We ended up agreeing to split the properties into three groups. For the most severely troubled properties Shashi stipulated to the appointment of a receiver and did not oppose our foreclosures. The marginal properties got substantial modifications (a significant reduction in interest rate for an extended period). For the properties which were performing adequately we agreed to an interest only period and allowed the excess cash flow to support Shashi’s other deals. And, we required Shashi to form separate legal entities for the properties which received modifications and transfer ownership to those entities so if the modifications didn’t work out we would not be facing the same nightmare again. As it turned out that requirement was a good idea, because Shashi subsequently defaulted on the marginal group.
Most lenders require a single asset borrowing entity to avoid these kind of entanglements. However, this ownership structure can protect owners too. The Pierce County Housing Authority recently learned this lesson; lawsuits related to mold at one of its apartment complexes put the entire Authority into bankruptcy a few months ago. From the Tacoma News Tribune:
The Pierce County Housing Authority prefers to declare bankruptcy rather than fight multiple lawsuits over a mold-ridden apartment complex in Puyallup.
The agency’s six-member board of commissioners voted Monday to take the step.

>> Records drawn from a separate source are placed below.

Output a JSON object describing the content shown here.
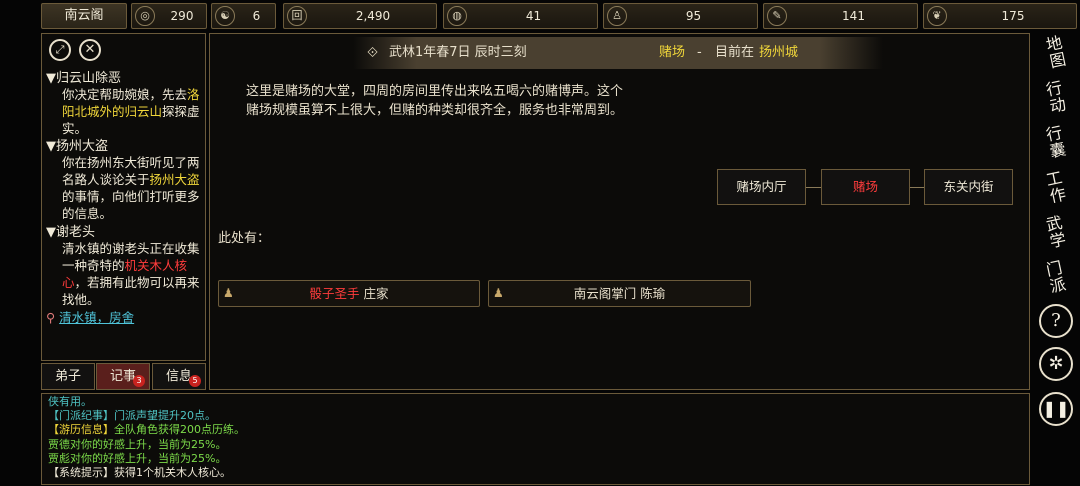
{
  "top_bar": {
    "sect_name": "南云阁",
    "resources": [
      {
        "icon": "coin-pouch-icon",
        "glyph": "◎",
        "value": "290"
      },
      {
        "icon": "yin-yang-icon",
        "glyph": "☯",
        "value": "6"
      },
      {
        "icon": "copper-coin-icon",
        "glyph": "回",
        "value": "2,490"
      },
      {
        "icon": "rice-bowl-icon",
        "glyph": "◍",
        "value": "41"
      },
      {
        "icon": "figure-icon",
        "glyph": "♙",
        "value": "95"
      },
      {
        "icon": "scroll-icon",
        "glyph": "✎",
        "value": "141"
      },
      {
        "icon": "beast-icon",
        "glyph": "❦",
        "value": "175"
      }
    ]
  },
  "header": {
    "date": "武林1年春7日 辰时三刻",
    "location_name": "赌场",
    "separator": "-",
    "current_prefix": "目前在",
    "city": "扬州城"
  },
  "description_line1": "这里是赌场的大堂，四周的房间里传出来吆五喝六的赌博声。这个",
  "description_line2": "赌场规模虽算不上很大，但赌的种类却很齐全，服务也非常周到。",
  "rooms": {
    "left": "赌场内厅",
    "center": "赌场",
    "right": "东关内街"
  },
  "here_label": "此处有：",
  "npcs": [
    {
      "title": "骰子圣手",
      "name": "庄家"
    },
    {
      "title": "南云阁掌门",
      "name": "陈瑜"
    }
  ],
  "quests": [
    {
      "title": "▼归云山除恶",
      "parts": [
        "你决定帮助婉娘，先去",
        "洛阳北城外的归云山",
        "探探虚实。"
      ]
    },
    {
      "title": "▼扬州大盗",
      "parts": [
        "你在扬州东大街听见了两名路人谈论关于",
        "扬州大盗",
        "的事情，向他们打听更多的信息。"
      ]
    },
    {
      "title": "▼谢老头",
      "parts": [
        "清水镇的谢老头正在收集一种奇特的",
        "机关木人核心",
        "，若拥有此物可以再来找他。"
      ],
      "location": "清水镇，房舍"
    }
  ],
  "tabs": [
    {
      "label": "弟子",
      "badge": ""
    },
    {
      "label": "记事",
      "badge": "3"
    },
    {
      "label": "信息",
      "badge": "5"
    }
  ],
  "log": [
    {
      "color": "#4fc3c3",
      "text": "侠有用。"
    },
    {
      "color": "#4fc3c3",
      "text": "【门派纪事】门派声望提升20点。"
    },
    {
      "color": "#7ddc4a",
      "prefix": "【游历信息】",
      "prefix_color": "#f0d63a",
      "text": "全队角色获得200点历练。"
    },
    {
      "color": "#7ddc4a",
      "text": "贾德对你的好感上升，当前为25%。"
    },
    {
      "color": "#7ddc4a",
      "text": "贾彪对你的好感上升，当前为25%。"
    },
    {
      "color": "#f0ead8",
      "text": "【系统提示】获得1个机关木人核心。"
    }
  ],
  "right_menu": [
    "地图",
    "行动",
    "行囊",
    "工作",
    "武学",
    "门派"
  ],
  "colors": {
    "gold": "#f0d63a",
    "red": "#ff3c3c",
    "cyan": "#4fc3c3",
    "green": "#7ddc4a",
    "border": "#6b5a3a"
  }
}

If approved, bankruptcy protection would prevent 81 current and former residents from collecting damages they say they suffered from mold at Eagle’s Watch, a 193-unit complex on South Hill.
Charlie Gray, deputy director of the Housing Authority, said Wednesday that bankruptcy is the only way the agency can continue to operate and provide affordable housing for about 8,000 clients throughout the county
…[The Housing Authority] owns 1,123 apartment units in 13 complexes throughout the county, along with 134 homes.
Had Eagle’s Watch been owned by a single asset entity, it’s likely damages would have only attached to that single asset.
Isolating ownership of multifamily projects makes sense for both owners and lenders.